Educação sexual deve ir “ao encontro das angústias dos jovens”

Margarida Gaspar de Matos acredita que a forma como a educação sexual é abordada nas escolas é pouco dinâmica e atrativa.”Está a haver educação sexual nas escolas, há um conjunto de horas que tem que haver por ano em função do ano de escolaridade e as escolas cumprem isso, mas fazem-no como se fosse uma matéria letiva, como se fosse um conhecimento livresco”, sustenta.

“A educação sexual é uma educação para os direitos humanos, para a igualdade de género, para a distribuição equitativa do poder no seio de um casal”

Para a autora do estudo é necessário que as sessões de educação sexual nas escolas “vão ao encontro das angústias dos jovens”. Margarida Gaspar de Matos sublinha que durante a realização do estudo percebeu que as principais dúvidas dos jovens se prendem com “a questão emocional ligada à sexualidade, à sua segurança pessoal, ao conhecimento do seu corpo e ao modo como conseguem comunicar e afirmar-se durante as relações sexuais”.

Em oposição ao modelo de educação sexual nas escolas, a autora defende uma educação para os afetos que estimule uma sexualidade saudável e equilibrada para os dois elementos do casal. “Nós defendemos há muito tempo que a educação sexual é uma educação para os direitos humanos, para a igualdade de género, para a distribuição equitativa do poder no seio de um casal, seja homossexual seja heterossexual”, expõe.

Aplicação para telemóvel, manual de boas práticas e vídeos podem ajudar a informar

O grupo de trabalho responsável pelo estudo “Vida sem Sida” quer que a investigação resulte em medidas práticas que atuem na sensibilização dos jovens em idade escolar.

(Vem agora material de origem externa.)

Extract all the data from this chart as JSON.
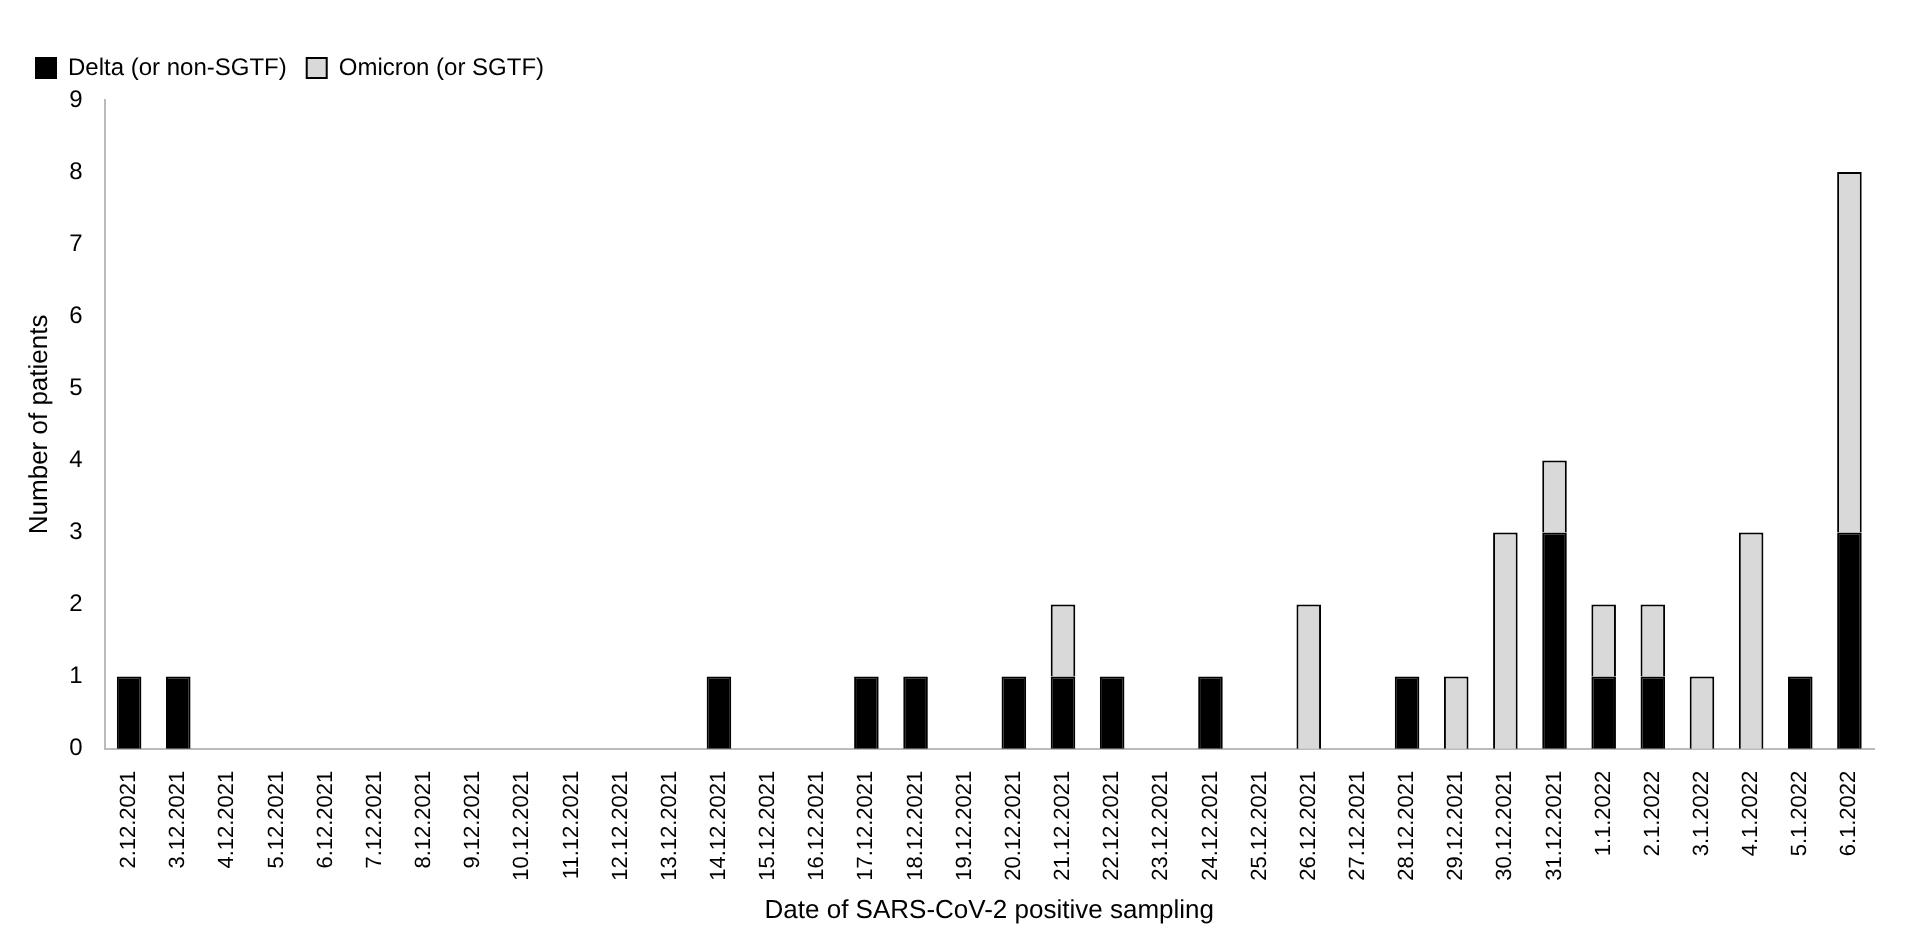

Para isso, propõem a criação de uma aplicação para telemóvel “em que a informação é disponibilizada por técnicos de saúde” que exponha as práticas preventivas e que faça, ao mesmo tempo, a ligação com linhas de apoio de urgência “Para , por exemplo, quando um jovem que teve uma relação desprotegida saber como deve atuar”.

Margarida Gaspar de Matos pretende ainda disponibilizar vídeos com testemunhos de pessoas infetadas “nos quais a própria pessoa seropositiva diz o que é que acha que vai ser útil aos jovens, protegendo o seu anonimato, de forma a estar ali o texto e não a pessoa”.

“Aqui há uns anos havia muitos professores e muita formação na área da educação para a sexualidade. No entanto, agora a população docente está a envelhecer e a sair da sistema”

No âmbito da educação sexual nas escolas, o grupo de trabalho pretende criar um manual de boas práticas para educadores, com vista a colmatar o desnivelamento que existe entre os docentes ao nível da formação para a sexualidade.

“Aqui há uns anos havia muitos professores e muita formação na área da educação para a saúde, para a cidadania, para os afetos e para a sexualidade. No entanto, agora a população docente está a envelhecer e a sair da sistema. Neste momento não há uma renovação dos professores com formação para a educação sexual. Há uma certa descontinuidade das políticas públicas nesta área”, esclarece Margarida Gaspar de Matos.

A valorização do papel do professor enquanto educador “para os afetos” é fundamental para que a educação sexual nas escolas tenha uma nova aceitação por parte da comunidade docente “As políticas públicas têm que encarar a valorização do professor que quer intervir na escola a nível da educação para a saúde como um agente importante da escola. Aí o professor para a educação para a saúde da escola sente-se valorizado”, remata.